Page 46

     These first two weeks is the toughest period in learning to pitch, and it is necessary that you make up your mind that you are going to try faithfully, for only by this drudgery can you forge yourself into a pitcher.
     After these first two weeks you can go around where there are other players, and you can pick out a few of the poorer ones to play against at the start. As you improve you can play better ones, and soon you will find yourself a full-fledged "slipper slinger."

     As you play, you will find that it is difficult to get all the various parts of your horseshoe pitching system working smoothly and at the same time. Some days your shoe will open beautifully, but you will not be able to line it up with the stake, or perhaps you have your shoe lined up perfectly and you can't seem to get the right distance, or perhaps your shoe doesn't land flat. The thing which you lack is "cohesion," or the knack of correcting one flaw without causing something else to go wrong. The attainment of cohesion is something which every person must work out for himself, but we can give you an idea here as to how to go about it.
     There are three things your shoe must do in order to make a ringer. First, it must be open; second, it must be lined up with the stake; and third, it must have the proper balance. Here are the three parts of your delivery which affect these three items the most directly, your open shoe is obtained through your grip and the twist you give to your wrist and arm just before releasing the shoe. Your line is obtained by stepping in the proper direction and swinging your arm in a straight line close to your body. Your distance is obtained through the swing you give your shoe. With this chart to guide you, you can cor-rect your faults as soon as you recognize them.

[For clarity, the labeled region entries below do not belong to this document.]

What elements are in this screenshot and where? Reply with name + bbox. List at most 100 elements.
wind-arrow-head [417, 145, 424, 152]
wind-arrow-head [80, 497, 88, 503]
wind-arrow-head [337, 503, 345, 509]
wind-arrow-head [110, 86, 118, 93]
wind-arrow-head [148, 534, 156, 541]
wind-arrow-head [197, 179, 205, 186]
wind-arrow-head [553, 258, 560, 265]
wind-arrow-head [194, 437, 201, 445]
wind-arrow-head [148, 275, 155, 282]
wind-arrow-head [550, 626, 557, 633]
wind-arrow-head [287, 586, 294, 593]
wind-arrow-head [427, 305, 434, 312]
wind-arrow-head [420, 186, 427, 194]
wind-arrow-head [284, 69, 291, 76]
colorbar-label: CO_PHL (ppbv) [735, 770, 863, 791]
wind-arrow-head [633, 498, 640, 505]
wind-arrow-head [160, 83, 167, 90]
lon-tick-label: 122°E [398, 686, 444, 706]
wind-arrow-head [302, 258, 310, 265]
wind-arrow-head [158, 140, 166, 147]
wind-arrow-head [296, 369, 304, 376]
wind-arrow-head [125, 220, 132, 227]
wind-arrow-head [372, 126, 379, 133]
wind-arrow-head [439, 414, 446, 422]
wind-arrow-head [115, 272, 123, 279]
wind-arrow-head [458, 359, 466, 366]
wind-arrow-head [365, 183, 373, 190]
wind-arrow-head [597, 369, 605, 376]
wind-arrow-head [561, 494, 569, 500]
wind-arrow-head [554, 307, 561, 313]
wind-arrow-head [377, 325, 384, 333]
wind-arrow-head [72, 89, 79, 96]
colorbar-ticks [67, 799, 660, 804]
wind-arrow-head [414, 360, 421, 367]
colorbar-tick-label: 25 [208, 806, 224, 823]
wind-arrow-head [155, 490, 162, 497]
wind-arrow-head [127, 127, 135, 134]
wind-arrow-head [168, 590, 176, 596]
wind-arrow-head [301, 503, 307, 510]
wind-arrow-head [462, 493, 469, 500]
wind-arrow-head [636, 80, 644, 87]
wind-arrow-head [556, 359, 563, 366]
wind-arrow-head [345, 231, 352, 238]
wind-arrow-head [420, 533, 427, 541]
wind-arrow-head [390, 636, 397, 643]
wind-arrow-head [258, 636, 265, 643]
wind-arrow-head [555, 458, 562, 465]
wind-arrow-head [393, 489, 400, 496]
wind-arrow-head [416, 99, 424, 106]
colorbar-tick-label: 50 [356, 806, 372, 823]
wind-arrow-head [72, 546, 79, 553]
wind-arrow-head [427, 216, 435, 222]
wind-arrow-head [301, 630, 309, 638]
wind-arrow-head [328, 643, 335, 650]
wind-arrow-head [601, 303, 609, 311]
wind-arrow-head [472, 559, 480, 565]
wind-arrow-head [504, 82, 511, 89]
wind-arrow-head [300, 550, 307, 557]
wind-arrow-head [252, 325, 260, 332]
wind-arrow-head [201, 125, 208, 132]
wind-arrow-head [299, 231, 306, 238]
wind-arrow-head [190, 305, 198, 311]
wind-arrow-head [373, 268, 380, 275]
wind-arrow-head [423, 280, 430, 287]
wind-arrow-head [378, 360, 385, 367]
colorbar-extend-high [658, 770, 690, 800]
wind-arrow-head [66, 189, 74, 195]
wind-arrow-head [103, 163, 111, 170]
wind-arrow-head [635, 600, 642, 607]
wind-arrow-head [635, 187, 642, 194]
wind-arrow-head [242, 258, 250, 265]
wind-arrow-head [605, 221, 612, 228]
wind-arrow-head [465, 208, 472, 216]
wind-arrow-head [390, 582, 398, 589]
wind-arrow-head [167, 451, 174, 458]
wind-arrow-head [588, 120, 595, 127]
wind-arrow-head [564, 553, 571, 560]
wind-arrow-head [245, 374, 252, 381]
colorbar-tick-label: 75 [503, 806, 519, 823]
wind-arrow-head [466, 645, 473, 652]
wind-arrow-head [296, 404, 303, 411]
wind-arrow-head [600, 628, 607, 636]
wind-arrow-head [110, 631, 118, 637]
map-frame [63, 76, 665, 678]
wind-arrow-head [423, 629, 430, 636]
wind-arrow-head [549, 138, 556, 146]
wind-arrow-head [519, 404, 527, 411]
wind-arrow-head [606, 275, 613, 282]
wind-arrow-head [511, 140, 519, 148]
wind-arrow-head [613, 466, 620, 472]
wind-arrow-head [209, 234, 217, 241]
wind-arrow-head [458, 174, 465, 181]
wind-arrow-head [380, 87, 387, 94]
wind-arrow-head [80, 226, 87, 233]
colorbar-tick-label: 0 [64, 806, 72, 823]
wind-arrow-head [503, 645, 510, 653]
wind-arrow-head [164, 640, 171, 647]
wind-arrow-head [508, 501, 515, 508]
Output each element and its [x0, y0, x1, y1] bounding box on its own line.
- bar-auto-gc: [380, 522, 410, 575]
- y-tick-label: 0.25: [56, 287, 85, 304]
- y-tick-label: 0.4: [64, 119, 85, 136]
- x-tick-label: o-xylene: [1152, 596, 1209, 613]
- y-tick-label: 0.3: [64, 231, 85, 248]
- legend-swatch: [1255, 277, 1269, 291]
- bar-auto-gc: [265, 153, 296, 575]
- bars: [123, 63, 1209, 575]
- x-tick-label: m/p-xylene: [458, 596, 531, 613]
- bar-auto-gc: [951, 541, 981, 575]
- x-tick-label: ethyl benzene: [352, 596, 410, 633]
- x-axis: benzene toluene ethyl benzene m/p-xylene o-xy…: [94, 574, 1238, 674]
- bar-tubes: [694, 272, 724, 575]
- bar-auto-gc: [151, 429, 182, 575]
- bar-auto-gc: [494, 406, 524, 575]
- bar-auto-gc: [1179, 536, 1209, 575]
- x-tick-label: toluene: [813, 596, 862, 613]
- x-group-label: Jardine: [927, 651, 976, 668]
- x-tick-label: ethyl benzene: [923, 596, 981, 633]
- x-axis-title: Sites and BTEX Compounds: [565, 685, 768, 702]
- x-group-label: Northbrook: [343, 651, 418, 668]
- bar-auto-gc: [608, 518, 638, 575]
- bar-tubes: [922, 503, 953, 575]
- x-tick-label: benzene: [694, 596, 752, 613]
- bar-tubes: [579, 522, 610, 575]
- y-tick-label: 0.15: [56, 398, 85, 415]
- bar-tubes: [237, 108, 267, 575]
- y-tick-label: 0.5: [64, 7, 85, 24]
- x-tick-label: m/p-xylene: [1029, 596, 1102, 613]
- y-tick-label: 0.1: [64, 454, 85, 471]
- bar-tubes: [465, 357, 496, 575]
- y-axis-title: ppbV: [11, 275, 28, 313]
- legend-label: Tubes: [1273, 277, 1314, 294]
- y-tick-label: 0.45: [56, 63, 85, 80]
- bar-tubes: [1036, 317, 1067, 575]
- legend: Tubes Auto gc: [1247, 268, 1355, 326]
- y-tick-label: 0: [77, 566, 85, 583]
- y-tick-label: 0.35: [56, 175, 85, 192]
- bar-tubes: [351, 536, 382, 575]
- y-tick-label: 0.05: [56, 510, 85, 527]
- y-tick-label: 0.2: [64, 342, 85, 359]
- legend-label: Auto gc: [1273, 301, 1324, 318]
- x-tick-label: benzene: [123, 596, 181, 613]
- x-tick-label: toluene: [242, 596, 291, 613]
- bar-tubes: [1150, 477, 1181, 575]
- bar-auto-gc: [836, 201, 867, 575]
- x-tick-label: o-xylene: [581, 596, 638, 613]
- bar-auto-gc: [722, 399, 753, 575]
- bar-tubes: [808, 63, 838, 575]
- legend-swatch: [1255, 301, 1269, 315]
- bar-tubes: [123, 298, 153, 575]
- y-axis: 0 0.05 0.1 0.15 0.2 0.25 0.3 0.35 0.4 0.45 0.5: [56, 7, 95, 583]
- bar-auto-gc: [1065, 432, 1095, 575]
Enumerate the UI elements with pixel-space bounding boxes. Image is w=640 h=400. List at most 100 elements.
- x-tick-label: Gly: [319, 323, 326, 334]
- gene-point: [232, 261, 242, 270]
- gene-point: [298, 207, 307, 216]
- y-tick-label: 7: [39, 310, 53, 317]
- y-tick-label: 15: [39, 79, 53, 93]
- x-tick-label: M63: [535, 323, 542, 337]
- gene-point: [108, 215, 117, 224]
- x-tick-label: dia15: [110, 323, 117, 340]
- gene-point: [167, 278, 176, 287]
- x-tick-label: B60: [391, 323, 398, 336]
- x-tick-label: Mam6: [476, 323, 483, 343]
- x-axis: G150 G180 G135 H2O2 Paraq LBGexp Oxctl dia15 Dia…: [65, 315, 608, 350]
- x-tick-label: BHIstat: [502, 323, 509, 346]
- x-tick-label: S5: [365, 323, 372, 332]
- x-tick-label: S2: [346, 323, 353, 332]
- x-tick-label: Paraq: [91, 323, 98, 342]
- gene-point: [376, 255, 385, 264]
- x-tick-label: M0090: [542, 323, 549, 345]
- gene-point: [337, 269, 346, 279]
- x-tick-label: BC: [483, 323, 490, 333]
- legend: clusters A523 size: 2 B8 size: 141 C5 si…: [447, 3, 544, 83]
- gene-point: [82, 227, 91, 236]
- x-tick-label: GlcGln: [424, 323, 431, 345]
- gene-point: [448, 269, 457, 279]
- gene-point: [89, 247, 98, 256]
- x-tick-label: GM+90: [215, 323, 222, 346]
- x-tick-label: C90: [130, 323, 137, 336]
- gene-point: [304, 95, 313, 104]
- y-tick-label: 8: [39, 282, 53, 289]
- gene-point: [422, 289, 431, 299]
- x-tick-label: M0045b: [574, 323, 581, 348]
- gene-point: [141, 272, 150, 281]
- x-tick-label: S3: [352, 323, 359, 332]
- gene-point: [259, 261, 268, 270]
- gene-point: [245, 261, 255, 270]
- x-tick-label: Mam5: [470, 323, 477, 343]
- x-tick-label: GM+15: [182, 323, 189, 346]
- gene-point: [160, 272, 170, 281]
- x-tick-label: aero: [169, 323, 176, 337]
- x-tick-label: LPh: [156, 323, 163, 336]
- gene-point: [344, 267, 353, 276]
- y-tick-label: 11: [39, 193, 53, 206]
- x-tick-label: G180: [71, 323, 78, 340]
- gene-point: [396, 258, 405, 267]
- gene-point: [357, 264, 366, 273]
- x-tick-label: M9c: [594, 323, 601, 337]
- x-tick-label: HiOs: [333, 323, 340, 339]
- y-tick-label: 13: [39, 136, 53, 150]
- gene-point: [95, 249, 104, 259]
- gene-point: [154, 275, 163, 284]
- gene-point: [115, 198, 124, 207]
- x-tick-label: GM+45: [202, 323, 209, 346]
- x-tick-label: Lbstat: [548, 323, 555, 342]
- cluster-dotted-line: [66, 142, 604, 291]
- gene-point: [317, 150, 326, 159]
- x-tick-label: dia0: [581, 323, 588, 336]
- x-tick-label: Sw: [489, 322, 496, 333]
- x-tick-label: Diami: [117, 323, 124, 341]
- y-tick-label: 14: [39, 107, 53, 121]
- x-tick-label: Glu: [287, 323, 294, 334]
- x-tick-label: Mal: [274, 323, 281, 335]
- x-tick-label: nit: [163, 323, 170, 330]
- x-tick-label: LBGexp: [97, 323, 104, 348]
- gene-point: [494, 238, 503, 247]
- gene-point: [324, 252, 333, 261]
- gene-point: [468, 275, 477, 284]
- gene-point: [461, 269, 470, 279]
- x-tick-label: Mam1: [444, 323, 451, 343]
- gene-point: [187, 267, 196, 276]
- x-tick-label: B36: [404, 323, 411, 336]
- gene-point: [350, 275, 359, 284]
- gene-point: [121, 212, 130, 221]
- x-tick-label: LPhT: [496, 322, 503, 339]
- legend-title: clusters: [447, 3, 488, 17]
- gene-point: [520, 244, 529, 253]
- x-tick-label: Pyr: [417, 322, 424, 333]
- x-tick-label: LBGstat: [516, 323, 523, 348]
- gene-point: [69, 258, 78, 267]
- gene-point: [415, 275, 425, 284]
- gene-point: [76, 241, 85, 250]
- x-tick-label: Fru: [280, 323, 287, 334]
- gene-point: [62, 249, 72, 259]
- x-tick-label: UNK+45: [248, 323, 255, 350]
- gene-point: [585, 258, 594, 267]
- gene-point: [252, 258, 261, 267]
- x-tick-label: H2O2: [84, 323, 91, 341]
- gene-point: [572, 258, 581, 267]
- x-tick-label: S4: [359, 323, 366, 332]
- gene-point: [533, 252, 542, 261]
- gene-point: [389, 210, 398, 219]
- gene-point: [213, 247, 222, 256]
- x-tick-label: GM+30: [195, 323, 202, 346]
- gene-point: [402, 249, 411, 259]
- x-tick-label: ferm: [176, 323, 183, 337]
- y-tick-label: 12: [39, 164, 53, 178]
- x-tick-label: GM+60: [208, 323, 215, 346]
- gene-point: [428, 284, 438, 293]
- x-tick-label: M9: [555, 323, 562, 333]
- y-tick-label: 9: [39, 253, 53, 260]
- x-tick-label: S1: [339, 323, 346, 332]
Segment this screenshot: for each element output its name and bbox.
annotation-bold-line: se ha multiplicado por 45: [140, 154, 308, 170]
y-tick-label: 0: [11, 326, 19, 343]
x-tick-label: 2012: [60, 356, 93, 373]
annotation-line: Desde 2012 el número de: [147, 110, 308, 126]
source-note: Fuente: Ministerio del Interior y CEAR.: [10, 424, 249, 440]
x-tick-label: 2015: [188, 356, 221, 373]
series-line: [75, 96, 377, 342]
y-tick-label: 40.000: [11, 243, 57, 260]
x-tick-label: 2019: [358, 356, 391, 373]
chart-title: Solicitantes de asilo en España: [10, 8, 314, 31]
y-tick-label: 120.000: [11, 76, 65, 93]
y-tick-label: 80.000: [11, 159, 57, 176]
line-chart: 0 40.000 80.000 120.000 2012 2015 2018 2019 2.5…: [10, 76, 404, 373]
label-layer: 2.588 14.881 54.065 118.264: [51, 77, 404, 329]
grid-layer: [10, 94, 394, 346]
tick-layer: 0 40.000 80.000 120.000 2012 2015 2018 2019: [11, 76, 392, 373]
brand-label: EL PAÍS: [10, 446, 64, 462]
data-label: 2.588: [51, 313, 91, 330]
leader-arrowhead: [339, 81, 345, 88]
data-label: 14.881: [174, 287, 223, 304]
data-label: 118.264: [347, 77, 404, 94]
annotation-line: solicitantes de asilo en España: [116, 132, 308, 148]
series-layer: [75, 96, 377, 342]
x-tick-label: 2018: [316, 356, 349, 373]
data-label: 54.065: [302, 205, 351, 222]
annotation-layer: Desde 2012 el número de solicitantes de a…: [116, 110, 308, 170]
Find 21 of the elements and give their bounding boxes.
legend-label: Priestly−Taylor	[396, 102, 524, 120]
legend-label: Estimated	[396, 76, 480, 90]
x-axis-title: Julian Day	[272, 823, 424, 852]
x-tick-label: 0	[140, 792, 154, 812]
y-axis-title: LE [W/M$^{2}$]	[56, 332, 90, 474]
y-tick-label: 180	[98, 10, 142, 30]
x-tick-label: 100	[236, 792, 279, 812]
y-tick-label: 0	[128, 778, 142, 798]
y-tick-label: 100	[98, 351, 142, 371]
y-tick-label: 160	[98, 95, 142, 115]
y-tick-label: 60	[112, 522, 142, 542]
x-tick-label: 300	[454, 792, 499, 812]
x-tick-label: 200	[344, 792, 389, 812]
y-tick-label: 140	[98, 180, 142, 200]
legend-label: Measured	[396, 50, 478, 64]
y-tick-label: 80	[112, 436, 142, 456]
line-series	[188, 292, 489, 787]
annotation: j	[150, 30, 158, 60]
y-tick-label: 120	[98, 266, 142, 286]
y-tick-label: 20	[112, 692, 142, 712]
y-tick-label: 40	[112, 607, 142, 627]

     If your shoe is opening properly, you know your grip and wrist flip is working. If your shoe is in line, you know your step, and the direction of your swing is all right, and if you get the proper distance you know the length of your swing is all right. As we have said before, you should get these three things working before trying to obtain a "break" on your shoe. As for the heighth your shoe should reach in its flight, this item will work itself out automatically. However, we would say that your shoe should travel no higher than twelve feet and no lower than eight.
     You have read these instructions on how to learn to pitch. Careful study of these instructions, and faithful practice will make you a good player. The matter is entirely in your hands.